La madre ha anche un maschio
Oltre il confine, su verso la strada, generalmente non c’è nulla. Quel che c’è, è solo un’idea errata di padre. Sia per i maschi come nelle femmine.
Chi viaggia chi ha viaggiato, dentro o nelle superfici, sperimenta inconsciamente il tornare, il padre che torna, l’eterno frangersi potente dell’essere che si compie tornando. Ogni vero viaggio è il tornare. Sperimentare la falsità della nozione è viaggiare, compiere il compimento, appropriarsi di ciò che per diritto ti è sempre appartenuto.
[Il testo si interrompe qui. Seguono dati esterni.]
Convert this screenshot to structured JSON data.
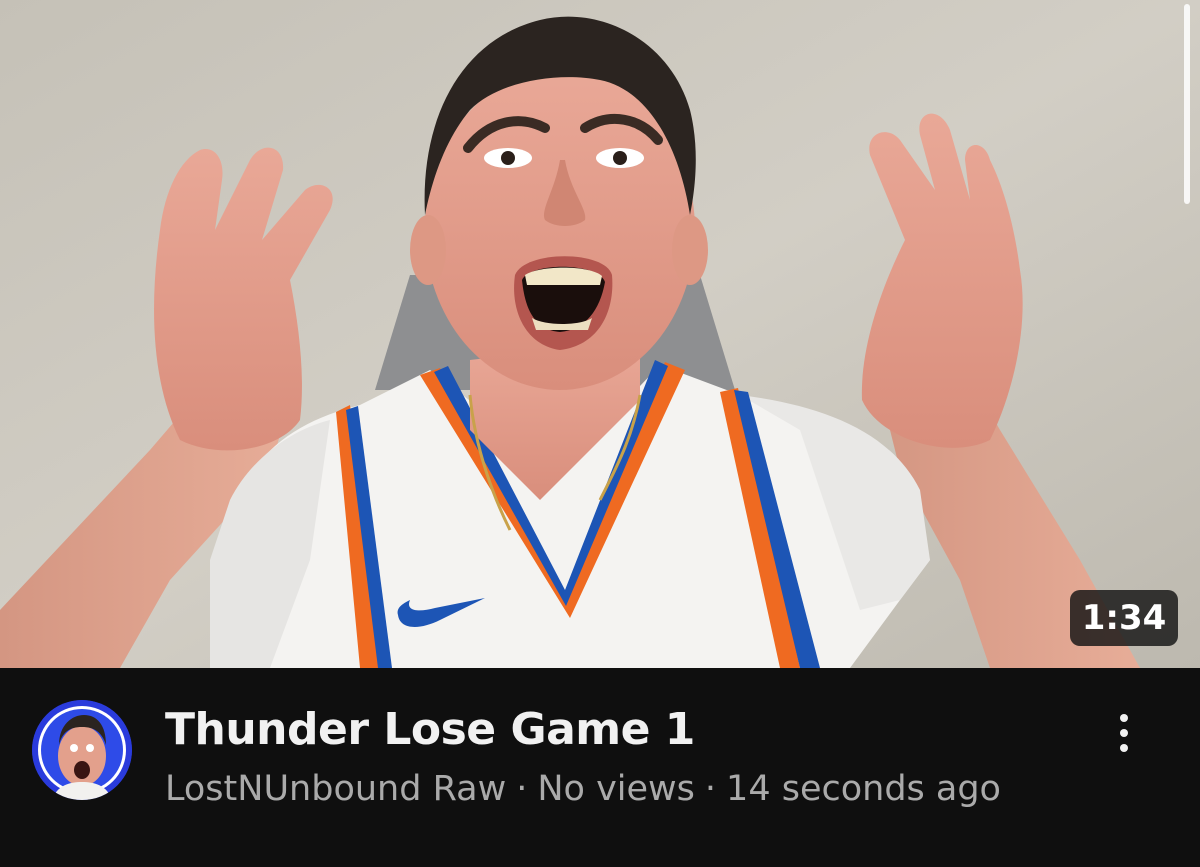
{
  "video": {
    "title": "Thunder Lose Game 1",
    "duration": "1:34",
    "channel": "LostNUnbound Raw",
    "views": "No views",
    "age": "14 seconds ago",
    "separator": "·"
  },
  "icons": {
    "more": "more-vertical-icon"
  },
  "colors": {
    "background": "#0f0f0f",
    "title": "#f1f1f1",
    "meta": "#aaaaaa",
    "badge_bg": "#141414",
    "avatar_ring": "#2a3bdc"
  }
}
Ogni viaggio ogni inizio di viaggio persino l’essere trasportati da questo, è ritrovare il padre letteralmente. Ma che cos’è allora il padre? Chi è tuo padre? Ulisse naufraga, è senza porto. E’ sempre senza porto. Il folle viaggiare di Ulisse è naufragare, non prendere ragione, ripartire prima di questa, senza questa. Una scena può essere misurata ma non nel mito occidentale, nel vago complesso illusorio.
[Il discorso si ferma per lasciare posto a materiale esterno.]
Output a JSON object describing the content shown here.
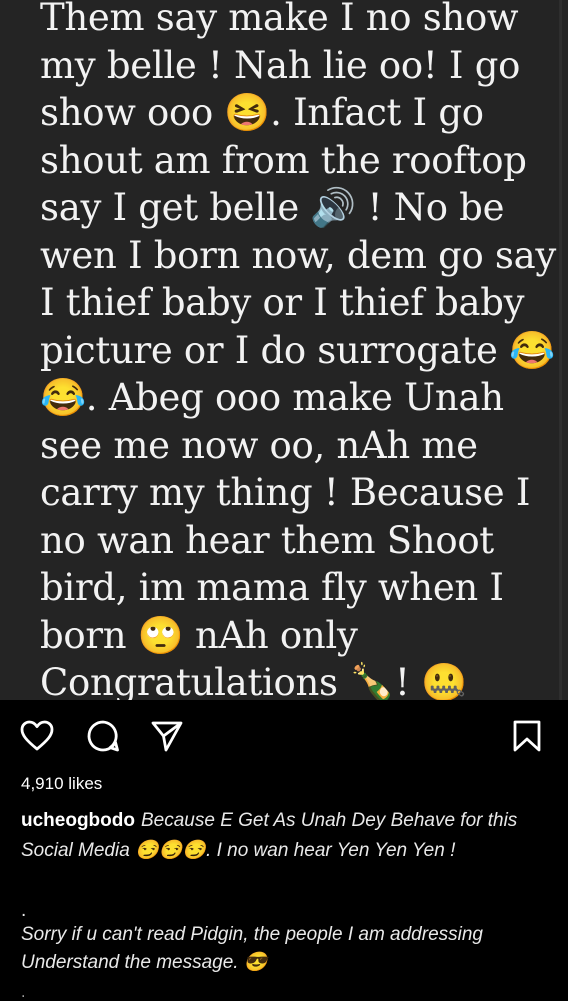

Stare all’uscio e non importa per quanto, stare sapendo che tornerà. Forse l’attesa è per un’intera vita. Il romanzo familiare, il romanzo della narrazione psichica errata dell’altro secolo racconta l’incompiuto errare di un intero popolo, di un popolo che errando si fa idea di popolo e poi financo nazione, nel deserto e per il deserto, non è altro che questo per chi sa comprendere ed ascoltare. Altra cosa porgere la mano ed attraversare la strada, continuandolo a fare per anni. Una vera mano. Errare è idealizzare; errare è comunicare sentimentalmente. Qui è carne che visita carne, carne che guarisce: il fallo “guarisce” la ferita eternamente. Si può leggere in viso il timore, lo stesso che è per se in se nel duplicato di se. Padre e figlia o padre e figlio.